Logged In: Live Sports Metadata Still Needs the Human Touch

NEW YORK — Creating usable metadata from live sports broadcasts is a labor intensive operation. Whether done in real time or after the fact the process still involves teams of humans watching video and entering information into metadata fields manually.

Computer vision and other forms of artificial intelligence (AI) can help automate parts of the process. But according to speakers at the Sports Video Group’s Asset Management & Storage Forum here Wednesday, we’re a long way from no longer needing the human touch.

CBS Sports Network CTO Walter Raps described the network’s years-long efforts to automate metadata collection and the many pitfalls it encountered. “We tried it using voice recognition [from the soundtrack] but it led to disasters,” he recalled. “We had a case with a coach who had a very deep Southern accent who was talking about ‘rating’ the players as they came out of the showers but it didn’t come out as ‘rate.'”

CBS then tried to leverage the closed captioning feed to capture what was being said but found the accuracy too low. “We still haven’t found something better than a human logger doing to the tagging,” Raps said.

Technology can help, though. Some important metadata is objective, such as the position of the camera being used to capture the video, the timing of cuts to another camera and other production details. “One of the things we’re looking at is how we can embed recognition of some of those objective aspects into the equipment so you capture it at ingest,” ARRIS senior director, multiscreen media and systems Venu Vasudevan said. “Then we become a real force multiplier for a human logger.”

Computer vision can also help capture objective metadata elements. NerVve Technologies co-founder and CEO Thomas Slowe described his company’s origins in the U.S. intelligence community. “We started the company to figure out ways to scan through huge volumes of video to identify one particular object, like a particular car or truck, because that’s what the intelligence agencies needed,” he said. “It turns out that’s a very useful ability in sports media as well.”

The NerVve system can scan through video footage to determine whether, when and for how long the Nike logo is visible on the screen, for instance, or whether a player that a brand has a relationship with is visible — both vital issues to sports marketers. “The Nike logo doesn’t change,” Slowe said.

Some types of sports metadata may always require humans, however, particularly if it’s relevant in real time. “We have loggers who look at whether a player is limping coming of the field,” CBS’ Raps said. “Could we automate that? I don’t know. Could we do it after the game? Maybe. Would we still care about it after the game?

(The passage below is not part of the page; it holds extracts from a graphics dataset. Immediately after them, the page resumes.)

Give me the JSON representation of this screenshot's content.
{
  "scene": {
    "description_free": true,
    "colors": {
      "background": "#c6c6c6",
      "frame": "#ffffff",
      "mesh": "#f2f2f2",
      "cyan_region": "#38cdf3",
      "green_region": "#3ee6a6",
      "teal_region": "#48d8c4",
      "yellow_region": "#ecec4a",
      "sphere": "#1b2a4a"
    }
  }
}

I don’t know.”

The key, according to Dextro co-founder Davied Luan, is to find ways to integrate human and machine intelligence. “One of the most interesting areas in computer vision right now is tools that can work together with humans,” he said. “What you want to do is find ways to combine the objective parts of the content that can be fairly easily solved for by computers, with the more nuanced aspects where humans are still better than computers.”

Any metadata system for sports content also needs to be open ended and extensible, Levels Beyond COO Christy King said, because the tools for data capture will only improve over time and the needs of metadata users will evolve. “One of the things I deal people about asset management that always terrifies them is that you’re never done,” King said. “You will be layering data onto video forever.”